La région produit 1/4 de l’énergie qu’elle consomme
Dans le détail, 102 projets sont en cours d’élaboration dans la région, dont 62 d’origine agricole, mais seulement 19 ont reçu pour l’heure un financement public. La moitié de ces projets se concrétiseront en injection directe dans le réseau. D’ici 5 à 7 ans, la production pourrait atteindre 688 GW/h PCI (Pouvoir calorifique inférieur, une unité de consommation d’énergie) par an avec un «rendement moyen» de 168 Nm3CH4/h. Actuellement, la région Nouvelle Aquitaine produit un quart de l’énergie (toutes confondues) qu’elle consomme : les énergies renouvelables couvrent 17 % des besoins en énergie thermique, 18 % de ceux en électricité, 6 % des besoins pour la mobilité. L’objectif affiché (690 GWh dans 7 ans) est donc ambitieux, mais on annonce que la production atteindra déjà 177 GWh à mi-avril. La croissance s’annonce donc forte, d’autant que Françoise Coutant, vice-présidente du Conseil régional en charge du climat, estime qu’il n’y a pas de «tension identifiée sur la ressource agricole mobilisable pour la méthanisation». Pour la favoriser davantage, il existe un AMI (Appel à manifestation d’intérêt) pour la production innovante de gaz verts, avec des sessions tous les 5 mois. L’idée est de financer (via la région et le Feder, Fonds européen de développement régional) jusqu’à 60 % du coût total des investissements. D’autres projets existent, notamment pour l’avitaillement (fourniture de carburant) en BioGNV, qui devrait à terme utiliser des biogaz. La feuille de route est en tout cas prévue pour juin prochain, et devrait permettre de se projeter aux horizons 2023, 2030 et 2050.
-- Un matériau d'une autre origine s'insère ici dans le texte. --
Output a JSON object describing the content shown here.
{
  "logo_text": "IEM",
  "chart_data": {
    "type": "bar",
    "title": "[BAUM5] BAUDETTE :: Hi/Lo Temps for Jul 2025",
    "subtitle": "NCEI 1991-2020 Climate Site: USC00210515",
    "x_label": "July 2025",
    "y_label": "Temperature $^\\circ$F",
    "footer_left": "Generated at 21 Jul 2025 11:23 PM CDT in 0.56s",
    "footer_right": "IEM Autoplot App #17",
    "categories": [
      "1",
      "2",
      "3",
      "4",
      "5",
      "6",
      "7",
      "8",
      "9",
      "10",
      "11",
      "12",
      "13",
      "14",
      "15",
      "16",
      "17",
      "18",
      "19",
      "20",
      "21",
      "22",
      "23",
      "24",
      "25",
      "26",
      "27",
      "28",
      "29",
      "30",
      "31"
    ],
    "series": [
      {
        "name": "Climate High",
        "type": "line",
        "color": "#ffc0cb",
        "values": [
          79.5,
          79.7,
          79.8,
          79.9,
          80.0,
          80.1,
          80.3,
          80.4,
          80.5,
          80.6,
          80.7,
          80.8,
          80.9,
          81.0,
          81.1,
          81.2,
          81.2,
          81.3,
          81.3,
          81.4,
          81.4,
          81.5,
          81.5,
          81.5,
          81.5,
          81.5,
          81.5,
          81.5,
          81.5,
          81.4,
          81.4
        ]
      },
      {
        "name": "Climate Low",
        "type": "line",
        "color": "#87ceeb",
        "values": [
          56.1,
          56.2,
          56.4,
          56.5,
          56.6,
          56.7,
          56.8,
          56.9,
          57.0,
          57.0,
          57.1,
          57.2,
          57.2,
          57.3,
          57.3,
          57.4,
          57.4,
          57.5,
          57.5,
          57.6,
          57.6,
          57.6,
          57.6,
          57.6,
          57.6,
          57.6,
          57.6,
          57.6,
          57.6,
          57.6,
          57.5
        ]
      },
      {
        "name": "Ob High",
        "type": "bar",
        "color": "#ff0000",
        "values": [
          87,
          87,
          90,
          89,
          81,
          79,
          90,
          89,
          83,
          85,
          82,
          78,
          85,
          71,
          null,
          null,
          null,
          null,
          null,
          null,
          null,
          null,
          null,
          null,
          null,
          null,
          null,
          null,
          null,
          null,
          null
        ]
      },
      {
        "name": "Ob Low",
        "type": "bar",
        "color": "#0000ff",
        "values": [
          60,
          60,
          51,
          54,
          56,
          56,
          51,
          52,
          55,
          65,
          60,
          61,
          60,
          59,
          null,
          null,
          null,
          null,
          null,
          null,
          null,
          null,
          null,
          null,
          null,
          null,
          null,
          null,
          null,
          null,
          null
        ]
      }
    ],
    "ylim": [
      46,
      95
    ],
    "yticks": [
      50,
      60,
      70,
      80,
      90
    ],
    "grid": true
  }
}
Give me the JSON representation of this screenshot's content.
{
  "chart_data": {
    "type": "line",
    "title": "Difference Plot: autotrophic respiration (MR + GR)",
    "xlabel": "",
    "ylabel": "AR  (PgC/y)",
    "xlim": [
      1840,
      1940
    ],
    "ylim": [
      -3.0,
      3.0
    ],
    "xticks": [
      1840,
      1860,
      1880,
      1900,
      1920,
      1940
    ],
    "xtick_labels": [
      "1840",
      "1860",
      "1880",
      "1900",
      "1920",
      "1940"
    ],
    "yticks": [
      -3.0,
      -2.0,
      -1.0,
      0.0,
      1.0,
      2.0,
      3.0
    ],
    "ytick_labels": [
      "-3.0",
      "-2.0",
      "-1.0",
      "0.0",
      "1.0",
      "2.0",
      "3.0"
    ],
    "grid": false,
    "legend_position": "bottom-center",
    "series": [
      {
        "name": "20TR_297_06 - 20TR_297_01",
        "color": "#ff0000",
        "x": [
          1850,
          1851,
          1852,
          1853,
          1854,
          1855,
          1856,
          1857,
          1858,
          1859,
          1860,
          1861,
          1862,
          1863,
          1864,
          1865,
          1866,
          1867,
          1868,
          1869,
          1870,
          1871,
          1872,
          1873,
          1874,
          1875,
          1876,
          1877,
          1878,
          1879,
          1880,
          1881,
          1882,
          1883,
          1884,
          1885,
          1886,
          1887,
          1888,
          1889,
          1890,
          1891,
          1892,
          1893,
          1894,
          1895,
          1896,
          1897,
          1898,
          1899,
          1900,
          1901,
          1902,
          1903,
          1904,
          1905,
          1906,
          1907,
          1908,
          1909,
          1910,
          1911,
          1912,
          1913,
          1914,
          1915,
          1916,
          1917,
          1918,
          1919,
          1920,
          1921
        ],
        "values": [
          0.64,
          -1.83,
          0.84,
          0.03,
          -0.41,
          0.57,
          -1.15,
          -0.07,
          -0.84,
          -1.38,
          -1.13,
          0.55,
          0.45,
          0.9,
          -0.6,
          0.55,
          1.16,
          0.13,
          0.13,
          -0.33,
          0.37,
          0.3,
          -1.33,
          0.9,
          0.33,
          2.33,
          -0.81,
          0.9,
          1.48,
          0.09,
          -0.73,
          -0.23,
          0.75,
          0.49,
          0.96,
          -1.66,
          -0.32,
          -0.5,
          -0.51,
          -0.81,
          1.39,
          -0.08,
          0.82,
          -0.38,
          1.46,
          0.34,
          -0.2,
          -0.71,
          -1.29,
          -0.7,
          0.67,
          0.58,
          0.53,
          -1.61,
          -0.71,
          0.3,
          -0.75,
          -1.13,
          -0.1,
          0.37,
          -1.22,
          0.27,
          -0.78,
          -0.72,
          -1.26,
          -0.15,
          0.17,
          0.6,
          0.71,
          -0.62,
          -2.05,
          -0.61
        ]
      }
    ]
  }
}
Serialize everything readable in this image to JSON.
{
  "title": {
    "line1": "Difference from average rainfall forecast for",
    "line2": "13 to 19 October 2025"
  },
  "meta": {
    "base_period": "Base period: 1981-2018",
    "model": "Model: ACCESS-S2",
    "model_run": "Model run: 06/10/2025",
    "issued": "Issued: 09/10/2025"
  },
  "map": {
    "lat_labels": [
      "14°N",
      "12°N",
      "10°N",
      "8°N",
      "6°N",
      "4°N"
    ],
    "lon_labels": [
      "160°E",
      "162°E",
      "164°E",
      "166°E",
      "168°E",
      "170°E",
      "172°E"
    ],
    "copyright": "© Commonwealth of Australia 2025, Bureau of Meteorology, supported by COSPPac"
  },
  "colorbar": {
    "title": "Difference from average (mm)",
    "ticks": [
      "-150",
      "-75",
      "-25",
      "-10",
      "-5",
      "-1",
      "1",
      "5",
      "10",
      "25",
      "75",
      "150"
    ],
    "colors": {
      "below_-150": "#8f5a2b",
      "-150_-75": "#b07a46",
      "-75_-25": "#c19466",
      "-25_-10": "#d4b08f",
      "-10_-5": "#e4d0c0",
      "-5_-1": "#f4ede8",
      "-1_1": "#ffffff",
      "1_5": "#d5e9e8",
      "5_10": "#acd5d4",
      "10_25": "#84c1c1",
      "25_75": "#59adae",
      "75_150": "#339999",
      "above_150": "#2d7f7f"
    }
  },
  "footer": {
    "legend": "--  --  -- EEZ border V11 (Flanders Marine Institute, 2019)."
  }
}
Pendant la convention, les rendez-vous ont pris la forme de speed-datings chronométrés ; des affaires ont donc été tramées, mais il est difficile de savoir combien se sont réellement conclues. Les tables rondes, elles, ont permis de présenter des solutions, des mécanismes suivis par les proteurs de projets, ou des témoignages de gestionnaires d’unités de méthanisation. La seconde était axée davantage sur la faisabilité, avec l’exemple de l’unité de méthanisation de Vienne Agri Métha. Le message était clair : «allez-y !», à condition de soigner d’abord la communication. Quitte à le faire très en amont, pour donner toutes ses chances aux projets. Les porteurs de projets, qui ont par la suite enchaîné les rendez-vous dans la même salle, se montraient toutefois plus circonspects, tant est ténue «l’acceptabilité» des voisinages.